If the Plot Type is set to ‘Usage (Number of Students),’ the plot

will be produced as a 2D heatmap. Each cell of the heatmap will

be filled with the hue representing the number of students at a

given point in time and a position in the curriculum. If the Plot

Type is set to ‘Usage and Performance (Number of Students and

Percent Correct),’ the plot will be produced as a 2D scatterplot

with the size of the dots representing the number of students and

color of the dots representing the average percent correct across

all of the problems at a given point in time and a position in the

curriculum.

2.3!Workflow Outputs

The workflow will output a single data visualization combining

data of all of the students in the input data, in an SVG format.

Besides this, a raw data file that produced the data visualization

will also be exported. Figure 1 shows two examples of the

visualization output, one for each of the possible Plot Type

parameter options.

3.!DISCUSSION

Looking at the example shown above, we can infer multiple

things about the students and the course. First of all, we can see

that one big group of students started at beginning of the

curriculum, and went through the course material as time went on.
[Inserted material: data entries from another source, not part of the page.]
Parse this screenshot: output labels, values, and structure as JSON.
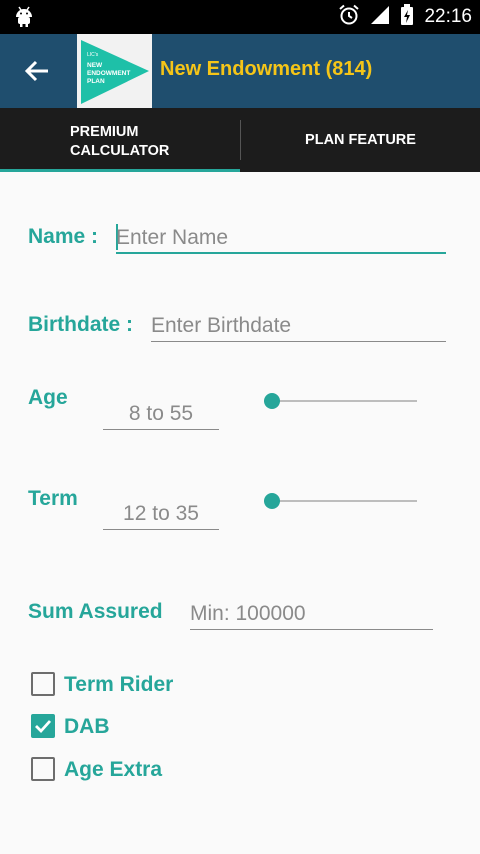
{
  "status_bar": {
    "time": "22:16",
    "icons": [
      "android-icon",
      "alarm-clock-icon",
      "signal-icon",
      "battery-charging-icon"
    ]
  },
  "app_bar": {
    "title": "New Endowment (814)",
    "logo_text": [
      "NEW",
      "ENDOWMENT",
      "PLAN"
    ],
    "logo_tag": "LIC's"
  },
  "tabs": [
    {
      "label": "PREMIUM CALCULATOR",
      "lines": [
        "PREMIUM",
        "CALCULATOR"
      ],
      "selected": true
    },
    {
      "label": "PLAN FEATURE",
      "selected": false
    }
  ],
  "form": {
    "name": {
      "label": "Name :",
      "placeholder": "Enter Name"
    },
    "birthdate": {
      "label": "Birthdate :",
      "placeholder": "Enter Birthdate"
    },
    "age": {
      "label": "Age",
      "placeholder": "8 to 55",
      "slider_value": 0
    },
    "term": {
      "label": "Term",
      "placeholder": "12 to 35",
      "slider_value": 0
    },
    "sum_assured": {
      "label": "Sum Assured",
      "placeholder": "Min: 100000"
    },
    "checkboxes": [
      {
        "label": "Term Rider",
        "checked": false
      },
      {
        "label": "DAB",
        "checked": true
      },
      {
        "label": "Age Extra",
        "checked": false
      }
    ]
  },
  "colors": {
    "accent": "#26a69a",
    "app_bar": "#1f4e6e",
    "title": "#f5c518",
    "tabs": "#1c1c1c"
  }
}
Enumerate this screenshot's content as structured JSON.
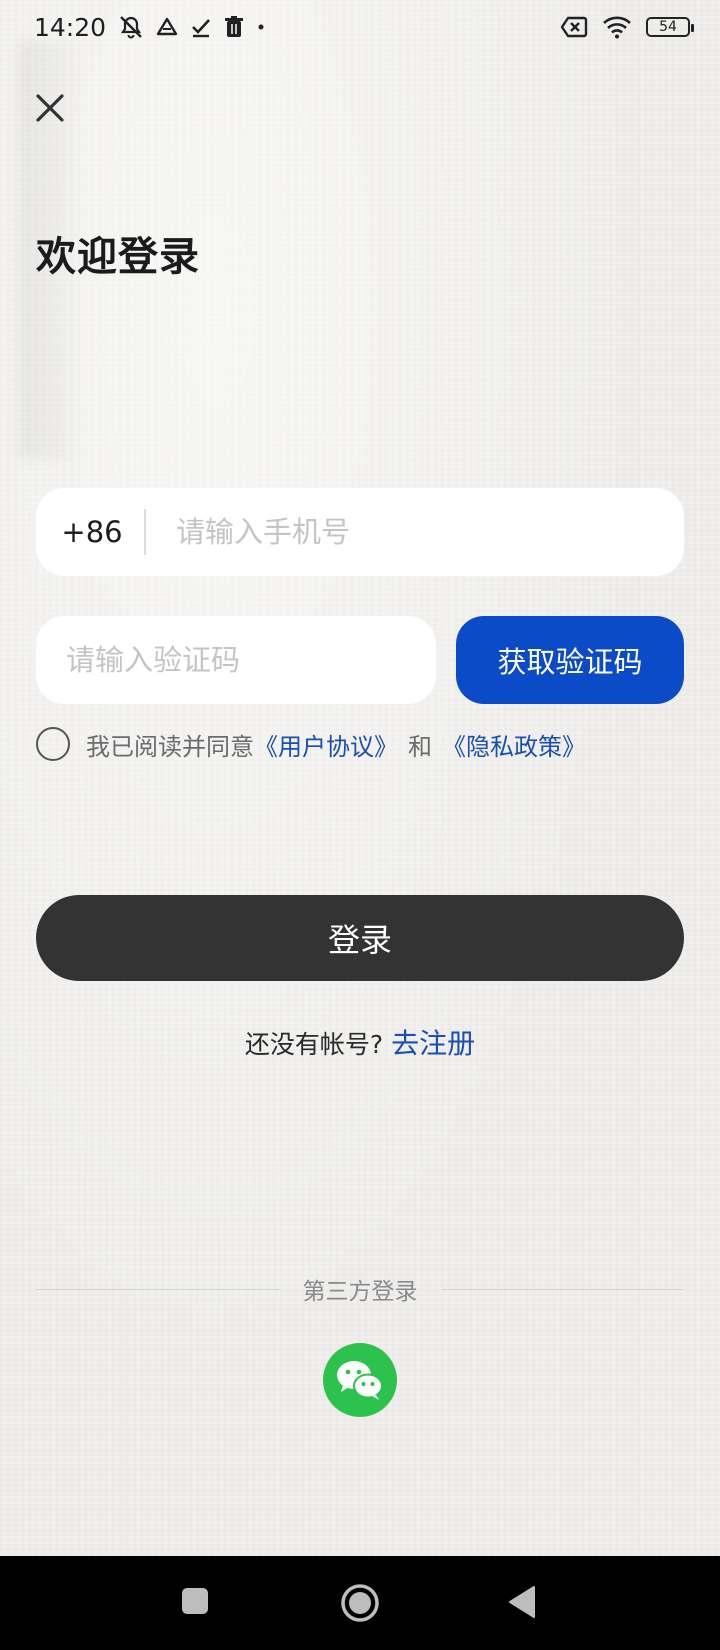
{
  "status_bar": {
    "time": "14:20",
    "battery": "54",
    "left_icons": [
      "bell-off-icon",
      "drive-icon",
      "check-icon",
      "trash-icon",
      "dot-icon"
    ],
    "right_icons": [
      "no-sim-icon",
      "wifi-icon",
      "battery-icon"
    ]
  },
  "header": {
    "title": "欢迎登录"
  },
  "phone": {
    "country_code": "+86",
    "value": "",
    "placeholder": "请输入手机号"
  },
  "verification": {
    "value": "",
    "placeholder": "请输入验证码",
    "get_code_label": "获取验证码"
  },
  "agreement": {
    "checked": false,
    "prefix": "我已阅读并同意",
    "user_agreement": "《用户协议》",
    "and": "和",
    "privacy_policy": "《隐私政策》"
  },
  "login": {
    "label": "登录"
  },
  "register": {
    "prompt": "还没有帐号?",
    "link": "去注册"
  },
  "third_party": {
    "label": "第三方登录",
    "providers": [
      "wechat-icon"
    ]
  },
  "colors": {
    "accent": "#0b4bc7",
    "link": "#1a4fb0",
    "login_button": "#333333",
    "wechat": "#2dc24e"
  }
}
This can be inferred from the near 45-degree diagonal band in the

plots. We can also see that there is another band that starts

halfway of the Y-axis, which shows that data for a group of

students starts from the middle of the curriculum. Within this

small group, we can also see that a subset of students went ahead

to complete the course faster than other students. This can be

inferred from the vertical band that branches out from the upper

diagonal band. Other important features of pacing plots are

vertical and horizontal lines. Vertical lines typically indicate parts

of the curriculum that students interact with in a short timespan,

and horizontal lines usually show parts of the curriculum that

students repeatedly interact with as time goes on. Although, the

horizontal lines can also appear if students are following different

time schedules while going through the curriculum.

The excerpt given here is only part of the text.